Of course, the plan goes awry, but that's only the surface level humor. Judge knows how to mix genres--just watch the Beastie Boys' music video-rendition of the three office workers taking a baseball bat to the printer that's been giving them so much trouble and try to hold in your horselaughter, even if you're not a Beastie Boys fan (as I am not). Watch Cole's repeated "Yeah...uh-huh, well we're going to need you to work more...so if you could come in at nine on Saturday...you know, uh, that would be great" reach a hysterical crescendo as Peter, in the midst of a fevered imagination of Joanna and Lumbergh having sex, envisions Lumbergh pushing aside a sweaty bare leg (presumably Aniston's, though they might not have been able to pay her for even that much nudity) in order to sip from his coffee mug and mumble directions to her.

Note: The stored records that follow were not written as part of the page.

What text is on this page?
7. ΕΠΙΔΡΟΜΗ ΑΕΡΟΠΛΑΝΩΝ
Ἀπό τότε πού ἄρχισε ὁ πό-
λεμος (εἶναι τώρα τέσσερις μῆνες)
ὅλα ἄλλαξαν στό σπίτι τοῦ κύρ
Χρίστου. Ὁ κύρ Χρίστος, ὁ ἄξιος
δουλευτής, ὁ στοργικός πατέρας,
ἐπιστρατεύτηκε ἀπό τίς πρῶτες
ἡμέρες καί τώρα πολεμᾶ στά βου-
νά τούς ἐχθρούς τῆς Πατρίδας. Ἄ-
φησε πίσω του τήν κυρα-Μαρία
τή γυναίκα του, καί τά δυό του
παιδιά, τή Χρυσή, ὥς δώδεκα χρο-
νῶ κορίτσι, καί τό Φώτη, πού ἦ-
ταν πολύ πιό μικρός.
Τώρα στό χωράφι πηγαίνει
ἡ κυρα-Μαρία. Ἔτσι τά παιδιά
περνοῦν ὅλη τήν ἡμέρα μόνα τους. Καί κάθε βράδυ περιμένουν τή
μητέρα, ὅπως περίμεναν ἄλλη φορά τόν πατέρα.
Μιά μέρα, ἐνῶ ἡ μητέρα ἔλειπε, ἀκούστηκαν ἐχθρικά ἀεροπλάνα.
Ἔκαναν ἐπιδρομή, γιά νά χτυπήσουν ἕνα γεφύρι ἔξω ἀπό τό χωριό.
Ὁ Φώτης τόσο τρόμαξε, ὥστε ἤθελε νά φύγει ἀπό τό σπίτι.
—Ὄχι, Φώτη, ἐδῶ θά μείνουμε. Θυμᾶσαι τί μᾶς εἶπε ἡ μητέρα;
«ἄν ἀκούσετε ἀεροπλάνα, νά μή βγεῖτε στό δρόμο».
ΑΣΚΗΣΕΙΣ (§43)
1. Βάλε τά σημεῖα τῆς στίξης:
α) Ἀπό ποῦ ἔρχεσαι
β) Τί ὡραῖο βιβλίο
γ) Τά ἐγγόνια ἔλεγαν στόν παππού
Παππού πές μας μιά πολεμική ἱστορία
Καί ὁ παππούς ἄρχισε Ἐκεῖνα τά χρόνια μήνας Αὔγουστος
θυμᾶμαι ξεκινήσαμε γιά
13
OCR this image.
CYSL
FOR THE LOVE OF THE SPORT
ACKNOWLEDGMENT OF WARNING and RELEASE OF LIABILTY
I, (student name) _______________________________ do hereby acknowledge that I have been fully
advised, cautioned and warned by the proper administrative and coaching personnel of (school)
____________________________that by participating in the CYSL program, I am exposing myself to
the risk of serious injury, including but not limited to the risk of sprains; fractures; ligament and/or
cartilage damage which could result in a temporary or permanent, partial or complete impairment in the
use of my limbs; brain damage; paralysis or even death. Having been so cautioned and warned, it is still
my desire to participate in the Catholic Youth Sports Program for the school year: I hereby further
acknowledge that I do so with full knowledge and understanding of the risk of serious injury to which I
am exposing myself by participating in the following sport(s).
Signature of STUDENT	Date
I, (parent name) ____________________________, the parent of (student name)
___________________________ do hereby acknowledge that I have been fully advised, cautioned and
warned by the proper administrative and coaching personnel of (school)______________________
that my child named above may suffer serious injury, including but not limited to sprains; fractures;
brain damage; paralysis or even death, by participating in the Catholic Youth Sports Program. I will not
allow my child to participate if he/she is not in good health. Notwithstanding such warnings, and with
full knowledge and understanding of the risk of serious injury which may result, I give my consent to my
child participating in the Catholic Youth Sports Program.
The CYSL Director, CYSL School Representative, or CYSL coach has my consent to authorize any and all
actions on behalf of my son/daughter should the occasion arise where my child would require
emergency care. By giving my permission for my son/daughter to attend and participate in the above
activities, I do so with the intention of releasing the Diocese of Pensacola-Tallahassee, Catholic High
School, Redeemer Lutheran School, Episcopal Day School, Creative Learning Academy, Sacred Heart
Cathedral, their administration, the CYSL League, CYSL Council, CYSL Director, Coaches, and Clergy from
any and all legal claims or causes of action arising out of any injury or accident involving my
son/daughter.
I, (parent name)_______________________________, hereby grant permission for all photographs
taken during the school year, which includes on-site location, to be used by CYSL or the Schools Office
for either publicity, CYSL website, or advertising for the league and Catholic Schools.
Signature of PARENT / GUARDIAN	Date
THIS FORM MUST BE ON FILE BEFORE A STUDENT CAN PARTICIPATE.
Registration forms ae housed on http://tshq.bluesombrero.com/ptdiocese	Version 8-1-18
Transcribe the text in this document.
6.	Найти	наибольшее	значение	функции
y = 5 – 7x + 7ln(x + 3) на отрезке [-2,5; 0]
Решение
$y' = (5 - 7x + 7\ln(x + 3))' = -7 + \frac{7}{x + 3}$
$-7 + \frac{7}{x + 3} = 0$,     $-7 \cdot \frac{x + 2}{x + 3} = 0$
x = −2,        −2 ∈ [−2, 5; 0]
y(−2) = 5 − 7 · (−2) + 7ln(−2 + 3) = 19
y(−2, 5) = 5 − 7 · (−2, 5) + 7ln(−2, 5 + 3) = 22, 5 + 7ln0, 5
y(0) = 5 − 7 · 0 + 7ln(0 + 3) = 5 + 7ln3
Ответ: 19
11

Another great thing about the movie is that it has enough one-liner-type
jokes to fill a ninety-minute slot without even bothering with a story:
witness the next-door neighbor Lawrence (Diedrich Baeder), the magazine
salesman (Orlando Jones) and the fraternity boy-Cassanova Drew (Greg Pitts)
weave in and out of the action giving us laughs peripheral to the actual
corporate world Judge is tearing apart. It is, of course, the infamous
Milton of the Saturday Night Live and animated shorts who manages
to steal much of the action, although you can sort of predict his part
to play in the mess about thirty minutes into the film. But again, that
doesn't matter. Judge has managed to deliver a satire that doesn't work
too hard at satirizing. My only wish is that he directs this same sense
of humor towards the private enterprise, the educational system, or even
the entertainment industry which has short-changed him in the past.